How are two definitions of quasi-convexity equivalent? [duplicate]

Question

Why are these two definitions equivalent? (Assuming $C$ is convex)

• $f: C \rightarrow \mathbb{R} $ is quasi-convex if for any $x, y \in C$ and $\lambda \in [0,1]$, $$ f((1-\lambda)x + \lambda y) \leq \max\{f(x), f(y)\} .$$

• $f: C \rightarrow \mathbb{R} $ is quasi-convex if for any $\alpha \in \mathbb{R}$, $\operatorname{Lev} (f, \alpha) $ is convex.

Where $\operatorname{Lev} (f, \alpha) $ is defined as: $$ \{x \in S: f(x) < \alpha \}$$

I was successful to show that if we have the first definition, it implies the second one, but got stuck on the reverse side.

assume $ x, y \in \operatorname{Lev} (f, \alpha) $ so: $$f(x) < \alpha,$$ $$f(y) < \alpha.$$

Then we have: $$ max\{f(x), f(y)\} < \alpha $$ So by the first definition, we have: $$ f((1-\lambda)x + \lambda y) < \alpha $$ Which implies that:

$$ ((1-\lambda)x + \lambda y) \in \operatorname{Lev}(f, \alpha) .$$

Answer 1

In order to show that the second condition implies the first, assume that $\operatorname{Lev}(f, \alpha) $ is convex for all $\alpha \in \Bbb R$.

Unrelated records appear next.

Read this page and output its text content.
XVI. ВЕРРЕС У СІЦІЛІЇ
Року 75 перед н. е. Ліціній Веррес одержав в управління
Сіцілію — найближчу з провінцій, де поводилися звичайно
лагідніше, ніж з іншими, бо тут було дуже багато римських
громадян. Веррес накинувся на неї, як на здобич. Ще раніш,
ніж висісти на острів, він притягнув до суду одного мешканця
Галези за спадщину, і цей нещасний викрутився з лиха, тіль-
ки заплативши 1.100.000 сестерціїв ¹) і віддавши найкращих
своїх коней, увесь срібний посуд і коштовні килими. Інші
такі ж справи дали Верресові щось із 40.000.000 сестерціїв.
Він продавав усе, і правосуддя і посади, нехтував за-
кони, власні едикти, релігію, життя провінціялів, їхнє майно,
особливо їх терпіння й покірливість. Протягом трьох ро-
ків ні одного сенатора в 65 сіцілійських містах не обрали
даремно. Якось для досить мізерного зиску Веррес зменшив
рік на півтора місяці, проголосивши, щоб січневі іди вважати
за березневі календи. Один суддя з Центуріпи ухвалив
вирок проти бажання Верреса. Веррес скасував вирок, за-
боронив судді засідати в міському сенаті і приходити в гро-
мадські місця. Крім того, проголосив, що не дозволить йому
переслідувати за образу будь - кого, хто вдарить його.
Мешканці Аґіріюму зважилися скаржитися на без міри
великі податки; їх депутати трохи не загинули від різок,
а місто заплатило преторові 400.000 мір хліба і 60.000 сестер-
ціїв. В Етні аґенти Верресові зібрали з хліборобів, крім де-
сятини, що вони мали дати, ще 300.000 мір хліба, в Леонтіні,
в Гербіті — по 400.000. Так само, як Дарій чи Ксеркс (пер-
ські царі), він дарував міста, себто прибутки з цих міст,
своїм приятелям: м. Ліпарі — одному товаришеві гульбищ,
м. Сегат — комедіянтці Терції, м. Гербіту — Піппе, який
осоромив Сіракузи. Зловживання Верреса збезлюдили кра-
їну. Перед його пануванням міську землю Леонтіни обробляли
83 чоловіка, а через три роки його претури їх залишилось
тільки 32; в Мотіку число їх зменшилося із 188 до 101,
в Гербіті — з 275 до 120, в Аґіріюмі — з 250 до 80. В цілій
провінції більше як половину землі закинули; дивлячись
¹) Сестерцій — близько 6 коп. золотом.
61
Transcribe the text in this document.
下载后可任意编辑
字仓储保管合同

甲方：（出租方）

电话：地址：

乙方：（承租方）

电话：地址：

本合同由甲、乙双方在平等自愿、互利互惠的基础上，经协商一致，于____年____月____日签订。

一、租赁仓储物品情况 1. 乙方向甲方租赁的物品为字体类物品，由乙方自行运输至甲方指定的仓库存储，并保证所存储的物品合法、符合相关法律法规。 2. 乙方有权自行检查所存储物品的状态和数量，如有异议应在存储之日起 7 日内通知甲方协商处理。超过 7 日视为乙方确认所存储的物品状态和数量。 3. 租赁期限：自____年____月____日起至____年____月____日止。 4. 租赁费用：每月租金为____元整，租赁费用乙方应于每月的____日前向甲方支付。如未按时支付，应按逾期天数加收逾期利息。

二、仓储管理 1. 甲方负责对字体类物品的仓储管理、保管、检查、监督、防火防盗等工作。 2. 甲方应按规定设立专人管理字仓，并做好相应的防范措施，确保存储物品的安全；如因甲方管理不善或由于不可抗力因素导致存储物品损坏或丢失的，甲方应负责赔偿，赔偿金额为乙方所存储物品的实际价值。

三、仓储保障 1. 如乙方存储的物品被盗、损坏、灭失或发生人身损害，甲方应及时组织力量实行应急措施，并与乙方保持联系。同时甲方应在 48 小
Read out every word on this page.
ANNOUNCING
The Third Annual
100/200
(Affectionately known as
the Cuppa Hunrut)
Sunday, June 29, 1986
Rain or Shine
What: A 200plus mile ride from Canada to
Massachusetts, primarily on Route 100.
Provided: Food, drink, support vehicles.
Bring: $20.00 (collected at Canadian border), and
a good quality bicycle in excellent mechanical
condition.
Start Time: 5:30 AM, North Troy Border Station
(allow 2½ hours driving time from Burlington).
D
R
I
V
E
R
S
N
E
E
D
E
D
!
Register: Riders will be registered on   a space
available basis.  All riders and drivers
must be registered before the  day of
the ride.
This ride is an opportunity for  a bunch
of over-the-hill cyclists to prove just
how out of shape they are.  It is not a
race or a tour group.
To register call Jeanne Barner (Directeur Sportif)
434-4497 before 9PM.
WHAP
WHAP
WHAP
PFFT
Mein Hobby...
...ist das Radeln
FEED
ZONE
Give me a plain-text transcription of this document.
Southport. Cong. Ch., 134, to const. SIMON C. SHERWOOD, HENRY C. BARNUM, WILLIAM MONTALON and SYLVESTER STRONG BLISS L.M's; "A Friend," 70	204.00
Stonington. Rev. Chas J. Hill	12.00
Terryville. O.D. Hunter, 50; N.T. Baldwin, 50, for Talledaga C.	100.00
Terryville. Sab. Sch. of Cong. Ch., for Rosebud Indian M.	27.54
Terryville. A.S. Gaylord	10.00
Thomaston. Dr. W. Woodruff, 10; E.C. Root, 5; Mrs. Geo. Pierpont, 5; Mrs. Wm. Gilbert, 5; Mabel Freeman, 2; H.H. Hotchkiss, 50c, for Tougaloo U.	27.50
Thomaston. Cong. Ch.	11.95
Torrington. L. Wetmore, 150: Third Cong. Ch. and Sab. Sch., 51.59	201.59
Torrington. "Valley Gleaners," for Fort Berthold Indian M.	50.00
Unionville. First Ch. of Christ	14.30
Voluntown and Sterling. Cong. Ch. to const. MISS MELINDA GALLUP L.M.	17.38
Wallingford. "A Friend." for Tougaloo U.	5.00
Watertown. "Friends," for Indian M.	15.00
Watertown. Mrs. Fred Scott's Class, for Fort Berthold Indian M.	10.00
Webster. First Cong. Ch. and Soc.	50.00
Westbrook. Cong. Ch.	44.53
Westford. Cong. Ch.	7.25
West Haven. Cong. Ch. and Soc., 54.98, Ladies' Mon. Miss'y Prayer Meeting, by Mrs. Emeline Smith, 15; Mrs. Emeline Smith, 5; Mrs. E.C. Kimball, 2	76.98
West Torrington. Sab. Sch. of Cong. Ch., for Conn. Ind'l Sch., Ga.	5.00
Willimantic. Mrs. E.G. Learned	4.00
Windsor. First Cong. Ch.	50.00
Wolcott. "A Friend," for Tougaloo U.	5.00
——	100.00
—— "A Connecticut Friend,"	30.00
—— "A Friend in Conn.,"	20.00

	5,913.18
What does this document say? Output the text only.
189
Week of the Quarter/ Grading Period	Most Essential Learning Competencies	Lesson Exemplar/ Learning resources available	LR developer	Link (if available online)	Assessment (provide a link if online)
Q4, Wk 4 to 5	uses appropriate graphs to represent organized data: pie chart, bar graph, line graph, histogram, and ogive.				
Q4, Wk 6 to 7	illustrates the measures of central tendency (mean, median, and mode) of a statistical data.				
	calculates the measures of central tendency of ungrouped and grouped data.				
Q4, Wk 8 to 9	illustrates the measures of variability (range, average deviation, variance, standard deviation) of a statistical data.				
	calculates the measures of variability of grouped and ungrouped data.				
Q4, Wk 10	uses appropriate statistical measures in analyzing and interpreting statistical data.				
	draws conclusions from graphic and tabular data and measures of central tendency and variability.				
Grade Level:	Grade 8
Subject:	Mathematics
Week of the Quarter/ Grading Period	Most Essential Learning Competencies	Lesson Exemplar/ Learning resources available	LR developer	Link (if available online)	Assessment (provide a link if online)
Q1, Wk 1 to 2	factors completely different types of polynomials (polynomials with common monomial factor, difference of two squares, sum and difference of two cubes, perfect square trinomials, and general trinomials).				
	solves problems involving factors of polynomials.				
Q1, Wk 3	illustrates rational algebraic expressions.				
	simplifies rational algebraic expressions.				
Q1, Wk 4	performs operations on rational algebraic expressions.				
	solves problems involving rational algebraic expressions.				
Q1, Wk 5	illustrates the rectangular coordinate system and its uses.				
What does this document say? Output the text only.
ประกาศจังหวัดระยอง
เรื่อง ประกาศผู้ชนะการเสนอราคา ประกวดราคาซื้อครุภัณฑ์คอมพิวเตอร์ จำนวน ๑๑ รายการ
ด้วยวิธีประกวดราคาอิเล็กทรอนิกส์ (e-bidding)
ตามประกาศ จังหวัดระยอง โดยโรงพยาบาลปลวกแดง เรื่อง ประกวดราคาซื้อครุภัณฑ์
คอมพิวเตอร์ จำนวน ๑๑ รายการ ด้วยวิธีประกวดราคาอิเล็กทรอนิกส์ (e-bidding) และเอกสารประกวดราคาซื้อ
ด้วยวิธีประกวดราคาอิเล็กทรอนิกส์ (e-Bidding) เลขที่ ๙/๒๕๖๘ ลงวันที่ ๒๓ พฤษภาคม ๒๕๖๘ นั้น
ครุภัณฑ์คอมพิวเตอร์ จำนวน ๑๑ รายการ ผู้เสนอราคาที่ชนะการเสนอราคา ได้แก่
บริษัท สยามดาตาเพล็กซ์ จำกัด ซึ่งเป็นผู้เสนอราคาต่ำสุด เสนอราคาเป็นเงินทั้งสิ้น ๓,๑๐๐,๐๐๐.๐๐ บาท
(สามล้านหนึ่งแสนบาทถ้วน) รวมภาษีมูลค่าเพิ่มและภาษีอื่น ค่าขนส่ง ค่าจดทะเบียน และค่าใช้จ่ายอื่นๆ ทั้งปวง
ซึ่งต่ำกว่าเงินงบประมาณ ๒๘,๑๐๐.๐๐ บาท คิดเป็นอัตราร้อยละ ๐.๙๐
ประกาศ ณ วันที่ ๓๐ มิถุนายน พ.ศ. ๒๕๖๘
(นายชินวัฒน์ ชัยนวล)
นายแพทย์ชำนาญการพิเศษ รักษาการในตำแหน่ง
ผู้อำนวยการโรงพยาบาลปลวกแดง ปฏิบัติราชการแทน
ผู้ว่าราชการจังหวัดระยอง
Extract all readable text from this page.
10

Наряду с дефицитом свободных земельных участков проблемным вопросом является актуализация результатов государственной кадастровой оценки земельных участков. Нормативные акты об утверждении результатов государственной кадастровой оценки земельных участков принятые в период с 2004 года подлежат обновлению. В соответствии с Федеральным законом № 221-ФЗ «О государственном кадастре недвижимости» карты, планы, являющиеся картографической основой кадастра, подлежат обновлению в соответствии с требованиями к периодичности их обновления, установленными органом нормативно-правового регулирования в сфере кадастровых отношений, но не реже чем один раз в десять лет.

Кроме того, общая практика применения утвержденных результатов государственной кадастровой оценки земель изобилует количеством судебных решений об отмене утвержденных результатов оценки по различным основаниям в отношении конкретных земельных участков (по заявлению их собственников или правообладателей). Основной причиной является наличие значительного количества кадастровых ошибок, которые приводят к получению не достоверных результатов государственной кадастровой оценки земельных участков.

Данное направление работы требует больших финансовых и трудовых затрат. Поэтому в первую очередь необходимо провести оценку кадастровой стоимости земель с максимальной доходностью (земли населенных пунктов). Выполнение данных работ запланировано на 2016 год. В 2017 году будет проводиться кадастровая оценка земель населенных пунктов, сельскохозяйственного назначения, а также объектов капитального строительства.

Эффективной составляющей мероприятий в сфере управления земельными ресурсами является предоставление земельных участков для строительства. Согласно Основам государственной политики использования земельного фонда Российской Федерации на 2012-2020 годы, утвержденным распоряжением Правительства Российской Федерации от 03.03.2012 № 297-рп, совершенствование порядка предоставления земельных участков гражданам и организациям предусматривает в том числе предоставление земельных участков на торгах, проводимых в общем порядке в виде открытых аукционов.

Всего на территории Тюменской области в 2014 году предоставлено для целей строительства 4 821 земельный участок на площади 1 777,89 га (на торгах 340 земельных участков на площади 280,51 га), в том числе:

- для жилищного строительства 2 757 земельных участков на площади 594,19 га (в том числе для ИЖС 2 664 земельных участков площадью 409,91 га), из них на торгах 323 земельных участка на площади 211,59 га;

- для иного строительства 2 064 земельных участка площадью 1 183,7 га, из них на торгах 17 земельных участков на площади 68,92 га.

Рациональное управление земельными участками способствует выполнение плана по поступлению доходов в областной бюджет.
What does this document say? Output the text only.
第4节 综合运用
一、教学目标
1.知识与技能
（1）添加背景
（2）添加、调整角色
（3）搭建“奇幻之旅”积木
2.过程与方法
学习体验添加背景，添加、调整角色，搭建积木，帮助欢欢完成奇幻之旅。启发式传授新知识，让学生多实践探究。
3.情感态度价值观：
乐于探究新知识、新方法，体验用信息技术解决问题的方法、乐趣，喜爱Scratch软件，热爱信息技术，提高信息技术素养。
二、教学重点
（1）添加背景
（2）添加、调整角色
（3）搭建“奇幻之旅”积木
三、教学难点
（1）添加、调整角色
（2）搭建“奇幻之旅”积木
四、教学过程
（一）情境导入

Now let $x, y \in C$ and $0 \le \lambda \le 1$.

For arbitrary $\epsilon > 0$ set $\alpha = \max(f(x), f(y)) + \epsilon$. Then $$ f(x) < \alpha \implies x \in \operatorname{Lev}(f, \alpha) $$ and $$ f(y) < \alpha \implies y \in \operatorname{Lev}(f, \alpha) $$ and therefore, since $\operatorname{Lev}(f, \alpha)$ is convex, $$ (1-\lambda)x + \lambda y \in \operatorname{Lev}(f, \alpha) \, . $$ So $$ f((1-\lambda)x + \lambda y) < \alpha = \max(f(x), f(y)) + \epsilon $$ for all $\epsilon > 0$, which implies $$ f((1-\lambda)x + \lambda y) \le \max(f(x), f(y)) \, . $$ This proves that $f$ is quasi-convex.